A new hospital was recently established in the northern Gaza Strip near the Erez border crossing, which is intended to serve Gaza residents, and which was funded by an American group called, “Friendship.”

The hospital was set up on the ruins of the Erez industrial park, which, prior to Israel’s 2005 Disengagement from the Strip, employed thousands of Gaza residents. Thanks to its funding by a US group, the hospital has been dubbed “The American Hospital.” It has been currently causing considerable media and political upheaval between Hamas and its Fatah rival in the West Bank-based Palestinian Authority, around the latter’s suspicion that Hamas was becoming a legitimate partner for outside forces.

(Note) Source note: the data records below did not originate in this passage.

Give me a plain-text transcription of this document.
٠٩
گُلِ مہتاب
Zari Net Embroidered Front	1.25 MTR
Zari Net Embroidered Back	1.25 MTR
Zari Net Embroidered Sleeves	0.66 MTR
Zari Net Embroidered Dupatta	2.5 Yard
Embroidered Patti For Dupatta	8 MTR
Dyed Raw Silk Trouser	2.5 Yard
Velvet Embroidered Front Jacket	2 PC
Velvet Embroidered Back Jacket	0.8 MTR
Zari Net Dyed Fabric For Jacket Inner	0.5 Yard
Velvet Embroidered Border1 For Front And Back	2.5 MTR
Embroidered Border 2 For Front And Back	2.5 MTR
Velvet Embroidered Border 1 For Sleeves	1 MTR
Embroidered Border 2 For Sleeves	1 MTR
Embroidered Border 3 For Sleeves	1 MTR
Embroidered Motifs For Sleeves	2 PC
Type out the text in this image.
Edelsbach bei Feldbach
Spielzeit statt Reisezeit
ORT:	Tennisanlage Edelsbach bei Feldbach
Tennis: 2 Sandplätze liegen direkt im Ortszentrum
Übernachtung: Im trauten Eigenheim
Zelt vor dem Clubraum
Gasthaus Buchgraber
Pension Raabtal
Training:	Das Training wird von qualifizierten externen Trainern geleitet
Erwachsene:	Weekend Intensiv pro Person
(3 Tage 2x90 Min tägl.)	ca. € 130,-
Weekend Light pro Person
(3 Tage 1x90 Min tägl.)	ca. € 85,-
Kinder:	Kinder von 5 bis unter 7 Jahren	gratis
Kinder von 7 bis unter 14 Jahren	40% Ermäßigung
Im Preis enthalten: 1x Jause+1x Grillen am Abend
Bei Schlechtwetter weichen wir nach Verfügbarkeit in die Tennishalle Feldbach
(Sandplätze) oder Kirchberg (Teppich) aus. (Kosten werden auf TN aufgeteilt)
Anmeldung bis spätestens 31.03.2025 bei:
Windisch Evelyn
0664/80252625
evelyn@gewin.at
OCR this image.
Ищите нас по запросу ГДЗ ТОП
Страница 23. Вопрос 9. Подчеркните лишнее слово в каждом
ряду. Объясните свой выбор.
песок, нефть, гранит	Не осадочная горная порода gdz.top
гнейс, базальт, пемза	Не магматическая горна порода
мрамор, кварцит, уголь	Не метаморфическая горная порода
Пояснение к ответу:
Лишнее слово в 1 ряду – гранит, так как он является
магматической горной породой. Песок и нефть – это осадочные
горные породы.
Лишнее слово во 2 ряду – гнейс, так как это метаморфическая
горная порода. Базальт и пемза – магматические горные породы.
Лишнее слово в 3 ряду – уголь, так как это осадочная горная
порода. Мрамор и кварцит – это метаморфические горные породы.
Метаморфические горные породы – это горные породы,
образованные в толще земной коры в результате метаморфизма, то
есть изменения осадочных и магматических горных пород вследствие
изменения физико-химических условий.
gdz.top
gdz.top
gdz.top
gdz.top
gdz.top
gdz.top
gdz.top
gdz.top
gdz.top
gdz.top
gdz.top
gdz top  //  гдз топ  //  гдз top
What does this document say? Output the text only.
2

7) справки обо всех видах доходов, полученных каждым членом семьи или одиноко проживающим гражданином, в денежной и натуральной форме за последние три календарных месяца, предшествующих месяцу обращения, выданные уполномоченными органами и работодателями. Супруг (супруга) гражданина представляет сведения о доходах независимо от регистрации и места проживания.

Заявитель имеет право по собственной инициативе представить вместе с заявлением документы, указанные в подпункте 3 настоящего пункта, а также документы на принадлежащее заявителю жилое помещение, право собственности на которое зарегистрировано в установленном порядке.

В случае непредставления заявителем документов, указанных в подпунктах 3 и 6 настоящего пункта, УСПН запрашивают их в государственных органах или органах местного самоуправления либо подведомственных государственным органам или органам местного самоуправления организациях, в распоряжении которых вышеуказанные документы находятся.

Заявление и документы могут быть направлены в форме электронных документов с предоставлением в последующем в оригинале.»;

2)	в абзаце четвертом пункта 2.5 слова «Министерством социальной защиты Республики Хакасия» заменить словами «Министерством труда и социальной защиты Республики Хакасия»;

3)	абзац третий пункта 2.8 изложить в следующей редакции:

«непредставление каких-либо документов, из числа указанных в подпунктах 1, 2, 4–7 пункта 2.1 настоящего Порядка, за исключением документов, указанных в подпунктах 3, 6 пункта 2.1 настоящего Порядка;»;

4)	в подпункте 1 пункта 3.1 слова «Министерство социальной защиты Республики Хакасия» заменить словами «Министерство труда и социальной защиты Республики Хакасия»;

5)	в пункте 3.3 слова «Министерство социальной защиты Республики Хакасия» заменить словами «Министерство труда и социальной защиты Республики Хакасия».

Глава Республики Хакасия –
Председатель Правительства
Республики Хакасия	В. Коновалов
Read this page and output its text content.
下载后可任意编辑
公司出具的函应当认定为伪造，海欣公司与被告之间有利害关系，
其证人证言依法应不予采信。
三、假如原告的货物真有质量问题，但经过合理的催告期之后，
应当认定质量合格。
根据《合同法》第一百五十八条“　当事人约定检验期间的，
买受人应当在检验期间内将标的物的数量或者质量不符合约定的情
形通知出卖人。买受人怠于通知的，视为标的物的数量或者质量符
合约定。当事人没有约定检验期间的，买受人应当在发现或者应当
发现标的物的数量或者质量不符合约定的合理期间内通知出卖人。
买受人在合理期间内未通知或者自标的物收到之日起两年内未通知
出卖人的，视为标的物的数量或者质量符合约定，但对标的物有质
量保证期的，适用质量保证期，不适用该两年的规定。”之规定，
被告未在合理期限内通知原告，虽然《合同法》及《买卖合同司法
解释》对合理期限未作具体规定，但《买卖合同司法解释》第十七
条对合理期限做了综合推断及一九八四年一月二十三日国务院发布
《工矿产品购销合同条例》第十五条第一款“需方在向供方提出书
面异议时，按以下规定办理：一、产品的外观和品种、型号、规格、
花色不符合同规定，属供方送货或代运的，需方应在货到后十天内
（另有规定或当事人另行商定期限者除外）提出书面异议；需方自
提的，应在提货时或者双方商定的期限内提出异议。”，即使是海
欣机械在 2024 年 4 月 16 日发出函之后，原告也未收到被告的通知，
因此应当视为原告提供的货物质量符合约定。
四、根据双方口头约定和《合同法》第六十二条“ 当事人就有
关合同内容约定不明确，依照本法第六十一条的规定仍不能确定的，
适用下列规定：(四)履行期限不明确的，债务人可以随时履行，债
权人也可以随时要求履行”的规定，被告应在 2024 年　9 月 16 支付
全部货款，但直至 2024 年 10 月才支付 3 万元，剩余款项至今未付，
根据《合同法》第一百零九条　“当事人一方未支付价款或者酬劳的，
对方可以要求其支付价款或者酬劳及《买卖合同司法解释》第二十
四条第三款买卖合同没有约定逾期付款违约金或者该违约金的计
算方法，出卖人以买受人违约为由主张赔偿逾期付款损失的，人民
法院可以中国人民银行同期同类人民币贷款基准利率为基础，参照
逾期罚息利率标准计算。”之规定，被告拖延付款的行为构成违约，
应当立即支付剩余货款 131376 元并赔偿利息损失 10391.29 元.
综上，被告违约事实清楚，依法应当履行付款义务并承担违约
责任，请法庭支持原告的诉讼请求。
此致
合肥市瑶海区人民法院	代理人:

On Saturday, PA Minister for Civil Affairs Hussein al-Sheikh claimed during an interview that the fact that Hamas allowed establishment of an “American” hospital in the Gaza Strip testifies to the terror group’s cooperation with the United States. This statement, which has no real basis in reality, understandably drew responses from Hamas. On Sunday morning, for example, Hamas spokesman Sami Abu Zuhri said Fatah’s leaders should stop receiving treatment in Israeli hospitals before it complains against setting up “American” hospitals.

Indeed, there are few senior figures in the PA or Fatah who have not undergone one treatment or another in Israel or by Israeli doctors, including PA President Mahmoud Abbas and Hussein al-Sheikh himself.

But it seems that the Gaza hospital itself is not real cause for the assault by Sheikh and his allies.

Rather the minister, like the rest of the PA leadership, are viewing with great concern the reports on plans for a broad agreement between Israel and Hamas. For instance, reports that Israel’s new Defense Minister Naftali Bennett gave an order for a feasibility study for setting up an artificial island opposite the Gaza coast, where a port would serve the Palestinian enclave, grabbed headlines in several Palestinian media outlets.

Bennett’s action was criticized by the PA, which claimed that it was only Israel’s first step towards a plan to completely separate the West Bank from Gaza where a Palestinian “state” would be established while Israel would maintain its presence in East Jerusalem and the West Bank.

It should be noted that the PA is also not keenly working to tighten ties with the Strip. In recent months, the government in Ramallah has raised just about every possible objection to the notion of funding projects that would improve the quality of life in Gaza, or even medical treatment for the residents of the Strip.

It is likely that setting up the hospital in the area of Erez, along with the construction of another medical center in the area of Rafah, would ease, to some extent, the dire state of medical facilities in Gaza. Many Gaza residents require treatment in more advanced hospitals than those available in the Strip, but due to security restrictions they cannot go to hospitals in the West Bank, Jerusalem, or even Jordan.